Article

2018 South Side Questions: How Would You Grade Bud Dupree’s Season To Date?

The Pittsburgh Steelers are out of Latrobe and back at the UPMC Rooney Sports Complex, also referred to as the South Side Facility. We are already into the regular season, where everything is magnified and, you know, actually counts. The team is working through the highs and lows and dramas that go through a typical Steelers season.

How are the rookies performing? What about the players that the team signed in free agency? Who is missing time with injuries, and when are they going to be back? What are the coaches saying about what they are going to do this season that might be different from how it was a year ago?

These are the sorts of questions among many others that we have been exploring on a daily basis and will continue to do so. Football has become a year-round pastime and there is always a question to be asked, though there is rarely a concrete answer, as I’ve learned in my years of doing this.

Question: How would you evaluate Bud Dupree’s season up to this point?

Were it not for an outlandish 11-sack performance that the Baltimore Ravens were able to deliver on Sunday, the Steelers would be leading the league in sacks, as they were heading into the week.
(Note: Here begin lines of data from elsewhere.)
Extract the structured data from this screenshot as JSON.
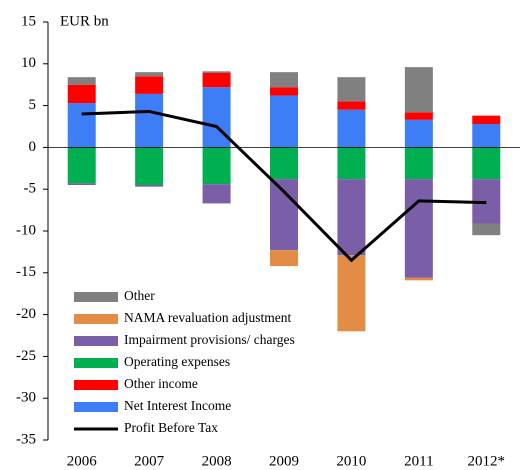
{
  "chart_data": {
    "type": "bar",
    "y_label": "EUR bn",
    "categories": [
      "2006",
      "2007",
      "2008",
      "2009",
      "2010",
      "2011",
      "2012*"
    ],
    "series": [
      {
        "name": "Net Interest Income",
        "color": "#3d7ef7",
        "values": [
          5.3,
          6.4,
          7.2,
          6.2,
          4.5,
          3.3,
          2.8
        ]
      },
      {
        "name": "Other income",
        "color": "#ff0000",
        "values": [
          2.2,
          2.1,
          1.7,
          1.0,
          1.0,
          0.9,
          1.0
        ]
      },
      {
        "name": "Operating expenses",
        "color": "#00b050",
        "values": [
          -4.3,
          -4.5,
          -4.4,
          -3.8,
          -3.8,
          -3.8,
          -3.8
        ]
      },
      {
        "name": "Impairment provisions/ charges",
        "color": "#7b5ea8",
        "values": [
          -0.2,
          -0.2,
          -2.3,
          -8.5,
          -9.1,
          -11.8,
          -5.3
        ]
      },
      {
        "name": "NAMA revaluation adjustment",
        "color": "#e38c45",
        "values": [
          0,
          0,
          0,
          -1.9,
          -9.1,
          -0.3,
          0
        ]
      },
      {
        "name": "Other",
        "color": "#808080",
        "values": [
          0.9,
          0.5,
          0.2,
          1.8,
          2.9,
          5.4,
          -1.4
        ]
      },
      {
        "name": "Profit Before Tax",
        "type": "line",
        "color": "#000000",
        "values": [
          4.0,
          4.3,
          2.5,
          -5.3,
          -13.5,
          -6.4,
          -6.6
        ]
      }
    ],
    "ylim": [
      -35,
      15
    ],
    "yticks": [
      -35,
      -30,
      -25,
      -20,
      -15,
      -10,
      -5,
      0,
      5,
      10,
      15
    ],
    "legend": "lower-left"
  }
}
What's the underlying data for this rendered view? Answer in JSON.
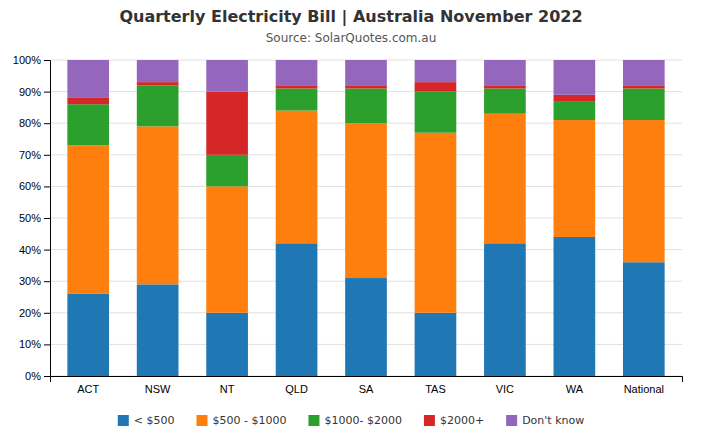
{
  "chart_data": {
    "type": "bar",
    "stacked": true,
    "title": "Quarterly Electricity Bill | Australia November 2022",
    "subtitle": "Source: SolarQuotes.com.au",
    "categories": [
      "ACT",
      "NSW",
      "NT",
      "QLD",
      "SA",
      "TAS",
      "VIC",
      "WA",
      "National"
    ],
    "series": [
      {
        "name": "< $500",
        "values": [
          26,
          29,
          20,
          42,
          31,
          20,
          42,
          44,
          36
        ]
      },
      {
        "name": "$500 - $1000",
        "values": [
          47,
          50,
          40,
          42,
          49,
          57,
          41,
          37,
          45
        ]
      },
      {
        "name": "$1000- $2000",
        "values": [
          13,
          13,
          10,
          7,
          11,
          13,
          8,
          6,
          10
        ]
      },
      {
        "name": "$2000+",
        "values": [
          2,
          1,
          20,
          1,
          1,
          3,
          1,
          2,
          1
        ]
      },
      {
        "name": "Don't know",
        "values": [
          12,
          7,
          10,
          8,
          8,
          7,
          8,
          11,
          8
        ]
      }
    ],
    "ylim": [
      0,
      100
    ],
    "yticks": [
      {
        "value": 0,
        "label": "0%"
      },
      {
        "value": 10,
        "label": "10%"
      },
      {
        "value": 20,
        "label": "20%"
      },
      {
        "value": 30,
        "label": "30%"
      },
      {
        "value": 40,
        "label": "40%"
      },
      {
        "value": 50,
        "label": "50%"
      },
      {
        "value": 60,
        "label": "60%"
      },
      {
        "value": 70,
        "label": "70%"
      },
      {
        "value": 80,
        "label": "80%"
      },
      {
        "value": 90,
        "label": "90%"
      },
      {
        "value": 100,
        "label": "100%"
      }
    ],
    "grid": true,
    "legend": "bottom"
  }
}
While T.J. Watt has gotten the lion’s share of them to date, Bud Dupree has been as much a part of that as anyone not named Watt.

His three sacks through the Steelers’ first six games puts him on pace to set a new career-high of eight sacks on the year if he continues to average about one every other game, which is not necessarily bad. That is especially so given that the team does drop its outside linebackers into coverage more than any other.

Dupree has also generally been successful in generating pressure on the quarterback—or perhaps it’s more accurately said that the defense has been successful in putting him into positions to generate pressure on the quarterback.

It is still the case that the majority of his pressures come as a result of stunts, often inside, rather than going around a tackle, though he has been able to do so from time to time. His run defense can always use some work, but he has made plays, and he also recorded the first interception of his career, returning it for a touchdown. He also has two other passes defensed.

All in all, I can’t say that it isn’t anything we didn’t expect. While he may have made some modest strides, he is certainly not fooling anybody for a star pass-rusher, or even Watt. He has not been a liability, but how much is he making the team better by being on the field?